Reinforcing César Chávez’s values
César Chávez Day is celebrated every March 31 as a tribute to the late organizer’s efforts on behalf of workers’ rights and fair treatment for all. Luis Muñoz is the 20-year-old Chico State director of University Affairs for MEChA, a multicultural group dedicated to many of Chávez’s ideals.
How should César Chávez Day be celebrated?
It should be a time when people show respect for what Chávez did to gain just wages, working conditions and treatment for everyone. It should also be a time for people to show unity with each other no matter their race, gender or nationality.
How do you view the massive partying of many students dressed in traditional Mexican costumes?
I think it’s disrespectful to what César Chávez Day is really all about.
What would be a better way to celebrate?
People can participate in one of MEChA’s events. March for Justice takes place in downtown Chico on March 30, the day before the official Chávez holiday. It commemorates Chávez’s 340-mile California march in support of farm workers’ rights.

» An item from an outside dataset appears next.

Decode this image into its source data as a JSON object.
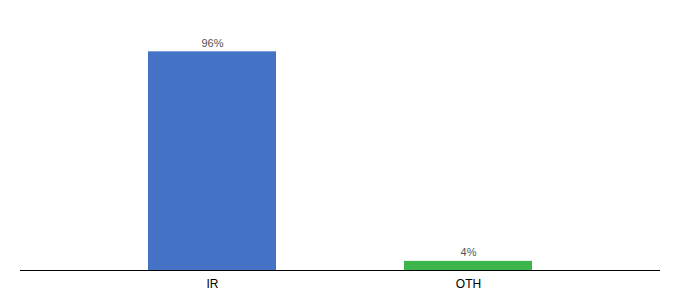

Our “Teach Outs” are 40 classroom sessions on César Chávez Day where we teach students in grade schools, middle schools and high schools all about Chávez and his impact on today’s society.

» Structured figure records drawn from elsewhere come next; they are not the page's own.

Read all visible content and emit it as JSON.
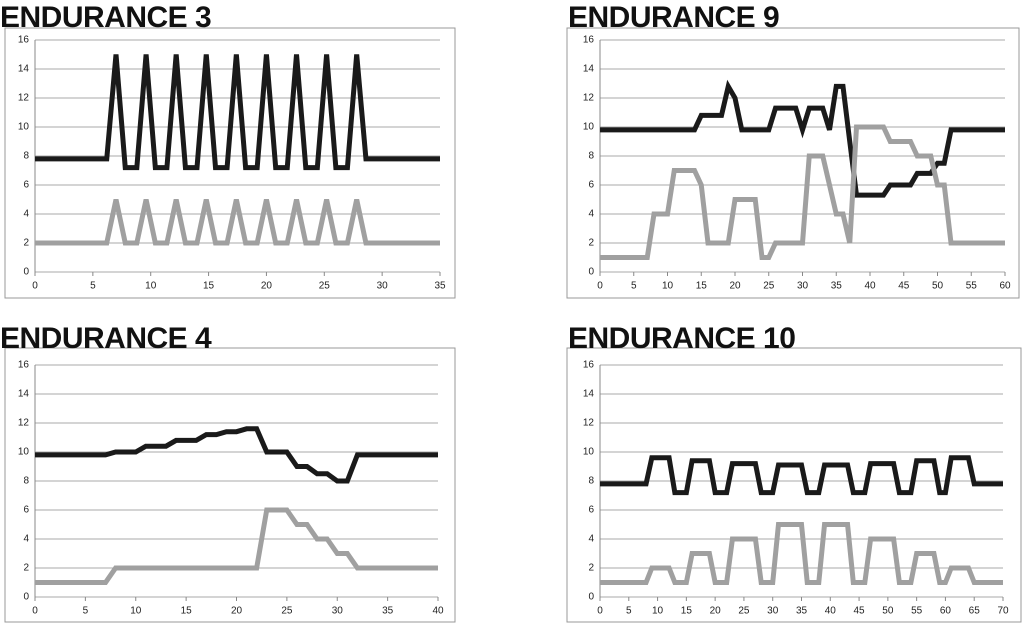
{
  "chart_data": [
    {
      "type": "line",
      "title": "ENDURANCE 3",
      "xlim": [
        0,
        35
      ],
      "xticks": [
        0,
        5,
        10,
        15,
        20,
        25,
        30,
        35
      ],
      "ylim": [
        0,
        16
      ],
      "yticks": [
        0,
        2,
        4,
        6,
        8,
        10,
        12,
        14,
        16
      ],
      "grid": true,
      "series": [
        {
          "color": "#1a1a1a",
          "x": [
            0,
            6.2,
            7,
            7.8,
            8.8,
            9.6,
            10.4,
            11.4,
            12.2,
            13,
            14,
            14.8,
            15.6,
            16.6,
            17.4,
            18.2,
            19.2,
            20,
            20.8,
            21.8,
            22.6,
            23.4,
            24.4,
            25.2,
            26,
            27,
            27.8,
            28.6,
            35
          ],
          "values": [
            7.8,
            7.8,
            15,
            7.2,
            7.2,
            15,
            7.2,
            7.2,
            15,
            7.2,
            7.2,
            15,
            7.2,
            7.2,
            15,
            7.2,
            7.2,
            15,
            7.2,
            7.2,
            15,
            7.2,
            7.2,
            15,
            7.2,
            7.2,
            15,
            7.8,
            7.8
          ]
        },
        {
          "color": "#a0a0a0",
          "x": [
            0,
            6.2,
            7,
            7.8,
            8.8,
            9.6,
            10.4,
            11.4,
            12.2,
            13,
            14,
            14.8,
            15.6,
            16.6,
            17.4,
            18.2,
            19.2,
            20,
            20.8,
            21.8,
            22.6,
            23.4,
            24.4,
            25.2,
            26,
            27,
            27.8,
            28.6,
            35
          ],
          "values": [
            2,
            2,
            5,
            2,
            2,
            5,
            2,
            2,
            5,
            2,
            2,
            5,
            2,
            2,
            5,
            2,
            2,
            5,
            2,
            2,
            5,
            2,
            2,
            5,
            2,
            2,
            5,
            2,
            2
          ]
        }
      ]
    },
    {
      "type": "line",
      "title": "ENDURANCE 9",
      "xlim": [
        0,
        60
      ],
      "xticks": [
        0,
        5,
        10,
        15,
        20,
        25,
        30,
        35,
        40,
        45,
        50,
        55,
        60
      ],
      "ylim": [
        0,
        16
      ],
      "yticks": [
        0,
        2,
        4,
        6,
        8,
        10,
        12,
        14,
        16
      ],
      "grid": true,
      "series": [
        {
          "color": "#1a1a1a",
          "x": [
            0,
            14,
            15,
            18,
            19,
            20,
            21,
            25,
            26,
            29,
            30,
            31,
            33,
            34,
            35,
            36,
            37,
            38,
            42,
            43,
            46,
            47,
            49,
            50,
            51,
            52,
            60
          ],
          "values": [
            9.8,
            9.8,
            10.8,
            10.8,
            12.8,
            12,
            9.8,
            9.8,
            11.3,
            11.3,
            9.8,
            11.3,
            11.3,
            9.8,
            12.8,
            12.8,
            9,
            5.3,
            5.3,
            6,
            6,
            6.8,
            6.8,
            7.5,
            7.5,
            9.8,
            9.8
          ]
        },
        {
          "color": "#a0a0a0",
          "x": [
            0,
            7,
            8,
            10,
            11,
            14,
            15,
            16,
            19,
            20,
            23,
            24,
            25,
            26,
            30,
            31,
            33,
            34,
            35,
            36,
            37,
            38,
            42,
            43,
            46,
            47,
            49,
            50,
            51,
            52,
            60
          ],
          "values": [
            1,
            1,
            4,
            4,
            7,
            7,
            6,
            2,
            2,
            5,
            5,
            1,
            1,
            2,
            2,
            8,
            8,
            6,
            4,
            4,
            2,
            10,
            10,
            9,
            9,
            8,
            8,
            6,
            6,
            2,
            2
          ]
        }
      ]
    },
    {
      "type": "line",
      "title": "ENDURANCE 4",
      "xlim": [
        0,
        40
      ],
      "xticks": [
        0,
        5,
        10,
        15,
        20,
        25,
        30,
        35,
        40
      ],
      "ylim": [
        0,
        16
      ],
      "yticks": [
        0,
        2,
        4,
        6,
        8,
        10,
        12,
        14,
        16
      ],
      "grid": true,
      "series": [
        {
          "color": "#1a1a1a",
          "x": [
            0,
            7,
            8,
            10,
            11,
            13,
            14,
            16,
            17,
            18,
            19,
            20,
            21,
            22,
            23,
            25,
            26,
            27,
            28,
            29,
            30,
            31,
            32,
            40
          ],
          "values": [
            9.8,
            9.8,
            10,
            10,
            10.4,
            10.4,
            10.8,
            10.8,
            11.2,
            11.2,
            11.4,
            11.4,
            11.6,
            11.6,
            10,
            10,
            9,
            9,
            8.5,
            8.5,
            8,
            8,
            9.8,
            9.8
          ]
        },
        {
          "color": "#a0a0a0",
          "x": [
            0,
            7,
            8,
            22,
            23,
            25,
            26,
            27,
            28,
            29,
            30,
            31,
            32,
            40
          ],
          "values": [
            1,
            1,
            2,
            2,
            6,
            6,
            5,
            5,
            4,
            4,
            3,
            3,
            2,
            2
          ]
        }
      ]
    },
    {
      "type": "line",
      "title": "ENDURANCE 10",
      "xlim": [
        0,
        70
      ],
      "xticks": [
        0,
        5,
        10,
        15,
        20,
        25,
        30,
        35,
        40,
        45,
        50,
        55,
        60,
        65,
        70
      ],
      "ylim": [
        0,
        16
      ],
      "yticks": [
        0,
        2,
        4,
        6,
        8,
        10,
        12,
        14,
        16
      ],
      "grid": true,
      "series": [
        {
          "color": "#1a1a1a",
          "x": [
            0,
            8,
            9,
            12,
            13,
            15,
            16,
            19,
            20,
            22,
            23,
            27,
            28,
            30,
            31,
            35,
            36,
            38,
            39,
            43,
            44,
            46,
            47,
            51,
            52,
            54,
            55,
            58,
            59,
            60,
            61,
            64,
            65,
            70
          ],
          "values": [
            7.8,
            7.8,
            9.6,
            9.6,
            7.2,
            7.2,
            9.4,
            9.4,
            7.2,
            7.2,
            9.2,
            9.2,
            7.2,
            7.2,
            9.1,
            9.1,
            7.2,
            7.2,
            9.1,
            9.1,
            7.2,
            7.2,
            9.2,
            9.2,
            7.2,
            7.2,
            9.4,
            9.4,
            7.2,
            7.2,
            9.6,
            9.6,
            7.8,
            7.8
          ]
        },
        {
          "color": "#a0a0a0",
          "x": [
            0,
            8,
            9,
            12,
            13,
            15,
            16,
            19,
            20,
            22,
            23,
            27,
            28,
            30,
            31,
            35,
            36,
            38,
            39,
            43,
            44,
            46,
            47,
            51,
            52,
            54,
            55,
            58,
            59,
            60,
            61,
            64,
            65,
            70
          ],
          "values": [
            1,
            1,
            2,
            2,
            1,
            1,
            3,
            3,
            1,
            1,
            4,
            4,
            1,
            1,
            5,
            5,
            1,
            1,
            5,
            5,
            1,
            1,
            4,
            4,
            1,
            1,
            3,
            3,
            1,
            1,
            2,
            2,
            1,
            1
          ]
        }
      ]
    }
  ]
}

A third event is Cats in the Community on Chávez Day from 10 a.m.-1 p.m. put on by Chico State’s [Associated Students]—events where groups of Chico State students give back to the community by performing services like canned-food drives, trash pick-up, yard work, and helping the elderly.
What is MEChA and why did you get involved?

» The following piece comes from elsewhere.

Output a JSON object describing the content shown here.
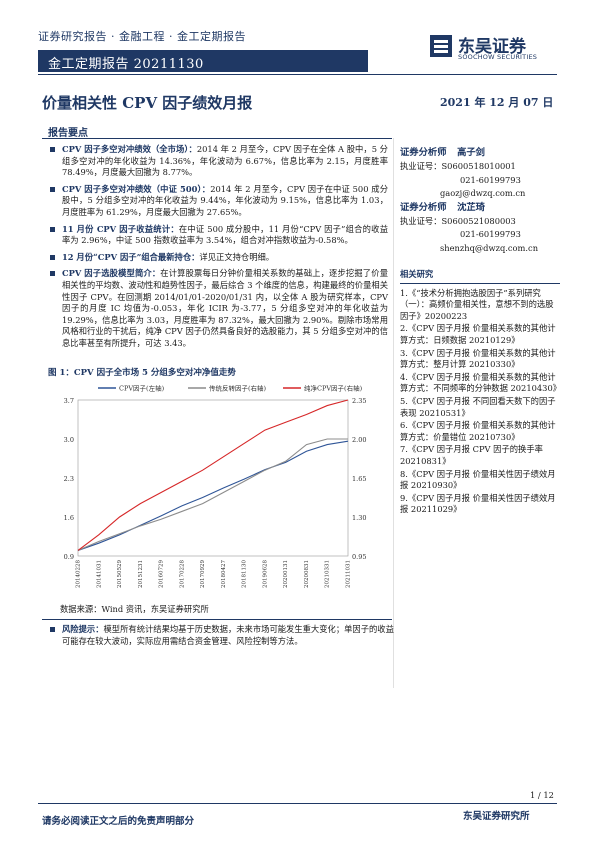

It is a student organization that stands for Movimiento Estudiantil Chicano de Aztlán. I really liked its guiding principles of equal access to higher education, equality for all, promotion of safe sex, and empowerment for the LGBT community.
Can anyone join MEChA?
Absolutely. It started out in 1969 with just Mexican-Americans but has expanded to include Chicanos and Chicanas, which is anyone who embraces the MEChA principles. Even our campus adviser, Susan Green, who is Caucasian, is considered a Chicana.
What do you say to those who accuse MEChA of being racist?
It’s not true. We’ve heard it from many people like the members of the local Tea Party and the Chico State Republicans, because we’re very vocal at demonstrations like the anti-war and anti-budget-cut rallies. Anyone who is suspicious of us is welcome to attend our meetings and events.